My only extra note is that the Looker Studio integration could be easier and more flexible.
Version 22.0 appears so good. I look forward to future updates that include a feature to delay the rendering of JavaScript pages (apart from AJAX delay). This would be beneficial, as JS redirects often fail to be captured effectively.
Wow, what an incredible update!
The semantic similarity analysis using LLM embeddings is a game-changer – finally going beyond basic text matching to identify content cannibalization and topical gaps. The content cluster visualization looks absolutely fascinating, especially seeing how it mimics natural taxonomies.
Really excited about the AI integration improvements too – being able to run prompts against specific segments and issues will save so many credits, and the Anthropic/Claude integration opens up even more possibilities. The Google Sheets integration for URL lists is brilliant for automation workflows.
The semantic search functionality essentially brings modern search engine logic right into the crawl analysis – this is exactly what we need for better keyword mapping and internal linking strategies.
Screaming Frog continues to stay ahead of the curve with these ML/AI integrations. Can’t wait to dive into the semantic outlier detection for content audits!
Now eagerly waiting for siteFocus and siteRadius! ;)
Thanks for pushing the boundaries of what’s possible in technical SEO tools!
What an INCREDIBLE update! The integration with embeddings and semantic analysis was exactly what was missing to transform Screaming Frog into a true SEO intelligence hub. Excited to test the clusters and vector search — this is a game-changer for those working with audits and information architecture!

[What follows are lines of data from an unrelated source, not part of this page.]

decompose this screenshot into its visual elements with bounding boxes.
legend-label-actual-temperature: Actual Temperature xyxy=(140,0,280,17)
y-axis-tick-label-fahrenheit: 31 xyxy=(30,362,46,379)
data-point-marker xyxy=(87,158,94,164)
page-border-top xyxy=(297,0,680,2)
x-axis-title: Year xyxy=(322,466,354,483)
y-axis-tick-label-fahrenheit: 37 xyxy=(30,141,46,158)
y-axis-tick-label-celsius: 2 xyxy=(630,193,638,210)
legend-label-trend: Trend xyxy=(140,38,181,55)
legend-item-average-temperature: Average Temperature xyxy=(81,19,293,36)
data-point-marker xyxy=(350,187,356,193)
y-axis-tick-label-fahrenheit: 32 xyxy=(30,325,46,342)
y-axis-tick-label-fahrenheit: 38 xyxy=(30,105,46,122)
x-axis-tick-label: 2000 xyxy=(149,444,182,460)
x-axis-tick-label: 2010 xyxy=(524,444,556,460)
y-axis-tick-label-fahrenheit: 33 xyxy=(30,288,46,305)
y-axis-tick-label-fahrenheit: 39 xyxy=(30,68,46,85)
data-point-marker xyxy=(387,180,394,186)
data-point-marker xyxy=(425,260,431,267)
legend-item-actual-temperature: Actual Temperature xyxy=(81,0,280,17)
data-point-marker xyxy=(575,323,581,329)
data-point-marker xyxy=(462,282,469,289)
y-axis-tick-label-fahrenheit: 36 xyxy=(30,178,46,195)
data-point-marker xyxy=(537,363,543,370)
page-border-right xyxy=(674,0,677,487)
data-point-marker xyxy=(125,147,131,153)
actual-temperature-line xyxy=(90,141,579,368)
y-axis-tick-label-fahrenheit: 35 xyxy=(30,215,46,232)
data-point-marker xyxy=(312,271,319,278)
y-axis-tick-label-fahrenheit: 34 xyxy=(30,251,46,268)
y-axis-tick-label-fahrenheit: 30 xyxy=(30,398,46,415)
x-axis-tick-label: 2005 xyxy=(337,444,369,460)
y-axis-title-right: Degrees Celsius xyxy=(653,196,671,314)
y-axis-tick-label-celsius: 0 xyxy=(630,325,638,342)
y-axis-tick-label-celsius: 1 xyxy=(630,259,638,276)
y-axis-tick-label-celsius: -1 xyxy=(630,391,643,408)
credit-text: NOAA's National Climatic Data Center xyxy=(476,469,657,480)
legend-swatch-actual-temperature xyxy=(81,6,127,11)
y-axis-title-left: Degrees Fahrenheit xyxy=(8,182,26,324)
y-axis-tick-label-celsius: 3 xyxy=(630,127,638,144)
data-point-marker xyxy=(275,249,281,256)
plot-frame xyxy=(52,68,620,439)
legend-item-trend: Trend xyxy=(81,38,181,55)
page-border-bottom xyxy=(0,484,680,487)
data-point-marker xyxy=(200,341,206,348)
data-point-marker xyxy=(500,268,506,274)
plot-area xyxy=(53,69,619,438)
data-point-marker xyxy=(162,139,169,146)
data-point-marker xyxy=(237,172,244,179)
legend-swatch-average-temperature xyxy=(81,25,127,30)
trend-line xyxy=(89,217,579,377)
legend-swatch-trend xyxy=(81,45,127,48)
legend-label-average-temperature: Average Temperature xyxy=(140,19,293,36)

I’ve always been amazed by how small, but mighty, the Screaming Frog team is. Updates like this set the bar high for other industry tools and I am always appreciative of the constant evolution and development that this team does without charging astronomical fees for such a powerful tool. Also, great customer support – Dan, do you ever sleep? :) Keep up the great work, Screaming Frog team!

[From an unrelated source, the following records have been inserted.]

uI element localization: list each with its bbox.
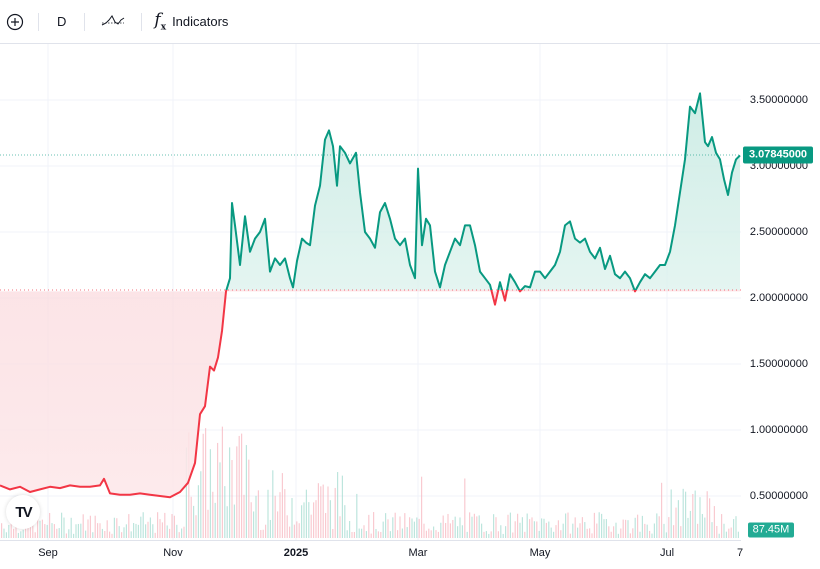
time-label: 2025 <box>283 547 309 559</box>
toolbar-divider <box>38 12 39 31</box>
price-axis[interactable] <box>741 44 820 569</box>
price-label: 1.00000000 <box>749 424 808 436</box>
interval-button[interactable]: D <box>45 7 78 37</box>
price-label: 3.50000000 <box>749 94 808 106</box>
time-label: Nov <box>163 547 183 559</box>
fx-icon: fx <box>154 10 167 33</box>
price-label: 0.50000000 <box>749 490 808 502</box>
time-label: May <box>529 547 551 559</box>
tradingview-logo[interactable]: TV <box>6 495 40 529</box>
price-label: 1.50000000 <box>749 358 808 370</box>
price-label: 2.00000000 <box>749 292 808 304</box>
toolbar-divider <box>141 12 143 31</box>
tv-logo-icon: TV <box>15 503 32 521</box>
last-price-tag: 3.07845000 <box>743 146 813 164</box>
baseline-chart-icon <box>102 14 125 25</box>
price-label: 2.50000000 <box>749 226 808 238</box>
time-label: Sep <box>38 547 58 559</box>
price-chart[interactable] <box>0 44 820 540</box>
chart-pane[interactable] <box>0 44 820 540</box>
interval-label: D <box>57 14 67 29</box>
chart-toolbar: D fx Indicators <box>0 0 820 44</box>
chart-type-button[interactable] <box>91 7 135 37</box>
last-volume-tag: 87.45M <box>748 522 794 538</box>
indicators-button[interactable]: fx Indicators <box>148 7 234 37</box>
price-line <box>0 92 741 499</box>
volume-histogram <box>1 426 739 538</box>
grid-lines <box>0 44 741 540</box>
price-area <box>0 93 740 498</box>
toolbar-divider <box>84 12 86 31</box>
circle-plus-icon <box>6 13 24 30</box>
add-symbol-button[interactable] <box>0 7 32 37</box>
time-label: Mar <box>408 547 428 559</box>
time-label: 7 <box>736 547 744 559</box>
time-label: Jul <box>659 547 675 559</box>
time-axis[interactable]: Sep Nov 2025 Mar May Jul 7 <box>0 540 744 569</box>
indicators-label: Indicators <box>172 14 229 29</box>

i suggest a feature to convert images > 100kb in webp and awif format . it would useful for page speed optimization.
Congratulations, beyond awesome. Absolutely cracking update—a quantum leap!
SEO folks who’ve wanted to help marketing teams to learn about embeddings/vectorization, to understand semantic similarity, to finally have concrete means w the potential to alter their thinking. It’s one thing to get these analyses, it’s another to help the decision makers to grasp the significance.

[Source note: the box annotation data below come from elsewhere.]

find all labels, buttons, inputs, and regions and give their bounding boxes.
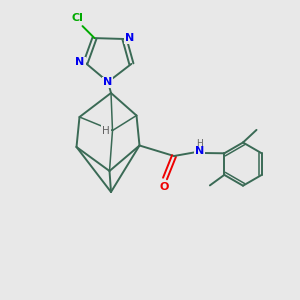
Text: N: N (195, 146, 204, 157)
Text: H: H (196, 139, 203, 148)
Text: N: N (103, 77, 112, 88)
Text: O: O (160, 182, 169, 192)
Text: H: H (102, 125, 110, 136)
Text: Cl: Cl (71, 13, 83, 23)
Text: N: N (76, 57, 85, 68)
Text: N: N (125, 33, 134, 43)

Hats off to the team: you’ve not only elevated tool capabilities, it feels like wizardry. Proper legends; from being the most useful tool to being utterly indispensable.
Super duper excited to test out the semantic analysis, cosine similarity right into the tool. Thanks for dropping this insane update!!! Yay!
Amazing update! You’ve put a couple of my Python scripts into a (welcomed) early retirement.
Incredible update! It helps democratize the use of Vector Embeddings and perform semantic analysis.
The Semantic Similarity feature will take this tool to the next level, especially by helping with content analysis like Screaming Frog does. It’s now becoming a holistic SEO tool.
But there’s still an important part missing: off-page SEO. If you can improve integration with Ahrefs or Moz to get referring domains for specific URLs, that would be very useful. Another great feature would be to fetch brand mentions directly from search results.
Also, adding Bing Webmaster Tools integration would be helpful too. Last but not least is Determining referral traffic from Google Analytics. This can be super helpful to understand which URLs are driving traffic from AI tools.
Fantastic work, Screaming Frog. Just what the industry was looking for!
Amazing work! Screaming From shows again what the winning formula is – speed. Massive update, I tested it and I love it. Really well done.
Great update and absolutely stunning work as always. The bulk-export functionality is so incredibly comfortable! Thank you!